Textmining: NaCTeM and Elsevier team up; I am worried

A bit over two weeks ago the following appeared on DCC-associates: http://www.mail-archive.com/dcc-associates@lists.ed.ac.uk/msg00618.html

Mon, 07 Nov 2011 09:16:34 -0800

This press release may be of interest to list members. 


University enters collaboration to develop text mining applications

07 Nov 2011




The University of Manchester has joined forces with Elsevier, a leading 

provider of scientific, technical and medical information products and 

services, to develop new applications for text mining, a crucial research tool.


The primary goal of text mining is to extract new information such as named 

entities, relations hidden in text and to enable scientists to systematically 

and efficiently discover, collect, interpret and curate knowledge required for 



The collaborative team will develop applications for SciVerse Applications, 

which provides opportunities for researchers to collaborate with developers in 

creating and promoting new applications that improve research workflows.


The University's National Centre for Text Mining (NaCTeM), the first 

publicly-funded text mining centre in the world, will work with Elsevier's 

Application Marketplace and Developer Network team on the project. 
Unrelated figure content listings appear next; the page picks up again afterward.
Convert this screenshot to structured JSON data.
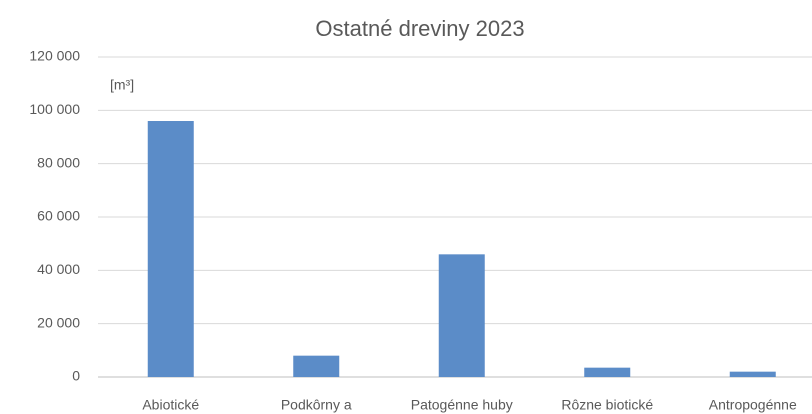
{
  "chart_data": {
    "type": "bar",
    "title": "Ostatné dreviny 2023",
    "unit_label": "[m³]",
    "categories": [
      "Abiotické",
      "Podkôrny a",
      "Patogénne huby",
      "Rôzne biotické",
      "Antropogénne"
    ],
    "values": [
      96000,
      8000,
      46000,
      3500,
      2000
    ],
    "color": "#5b8cc8",
    "ylim": [
      0,
      120000
    ],
    "yticks": [
      0,
      {
        "value": 20000,
        "label": "20 000"
      },
      {
        "value": 40000,
        "label": "40 000"
      },
      {
        "value": 60000,
        "label": "60 000"
      },
      {
        "value": 80000,
        "label": "80 000"
      },
      {
        "value": 100000,
        "label": "100 000"
      },
      {
        "value": 120000,
        "label": "120 000"
      }
    ],
    "grid": true
  }
}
Text mining extracts semantic metadata such as terms, relationships and events, 

which enable more pertinent search. NaCTeM provides a number of text mining 

services, tools and resources for leading corporations and government agencies 

that enhance search and discovery.


Sophia Ananiadou, Professor in the University's School of Computer Science and 

Director of the National Centre for Text Mining, said: "Text mining supports 

new knowledge discovery and hypothesis generation. 


"Elsevier's SciVerse platform will enable access to sophisticated text mining 

techniques and content that can deliver more pertinent, focused search results."


"NaCTeM has developed a number of innovative, semantic-based and time-saving 

text mining tools for various organizations," said Rafael Sidi, Vice President 

Product Management, Applications Marketplace and Developer Network, Elsevier. 


"We are excited to work with the NaCTeM team to bring this expertise to the 

research community."


Now I have worked with NaCTeM, and actually held a JISC grant (ChETA) in which NaCTeM were collaborators and which resulted in both useful work, published articles and Open Source software. The immediate response to the news was from Simon Fenton-Jones

Let me see if I got this right.

"Elsevier, a leading provider of scientific, technical and medical

information products and services", at a cost which increases much faster

than inflation, to libraries who can't organize their researchers to back up

a copy of their journal articles so they can be aggregated, is to have their

platform, Sciverse, made more attractive, by the public purse by a simple

text mining tool which they could build on a shoestring. 


Sciverse Applications, in return, will take advantage of this public

largesse to charge more for the journals which should/could have been

compiled by public digital curators in the first instance. 


Hmmm. So this is progress.


Hey. It's not my money!  


[PMR: I think it’s “not his money” because he writes from Australia, but he will still suffer]

PMR: I agree with this analysis. I posted an initial response (http://www.mail-archive.com/dcc-associates@lists.ed.ac.uk/msg00621.html )


No – it’s worse. I have been expressly and consistently asking Elsevier for

permission to text-mine factual data form their (sorry OUR) papers. They

have prevaricated and fudged and the current situation is:

“you can sign a text-mining licence which forbids you to publish any

results and handsover all results to Elsevier”


I shall not let this drop – I am very happy to collect allies. Basically I

am forbidden to deploy my text-mining tools on Elsevier content.




I shall elaborate on this. I was about to write more, because I completely agree about the use of public money and the lack of benefit to the community. However I have been making enquiries and it appears that public funding for NaCTeM is being run down – effectively they are becoming a “normal” department of the university – with less (or no) “national” role.

However the implications of this deal are deeply worrying – because it further impoverishes our rights in the public arena and I will explain further later. I’d like to know exactly what NaCTeM and the University of Manchester are giving to Elsevier and what they are getting out of it.

This post will give them a public chance – in the comments section, please – to make their position clear.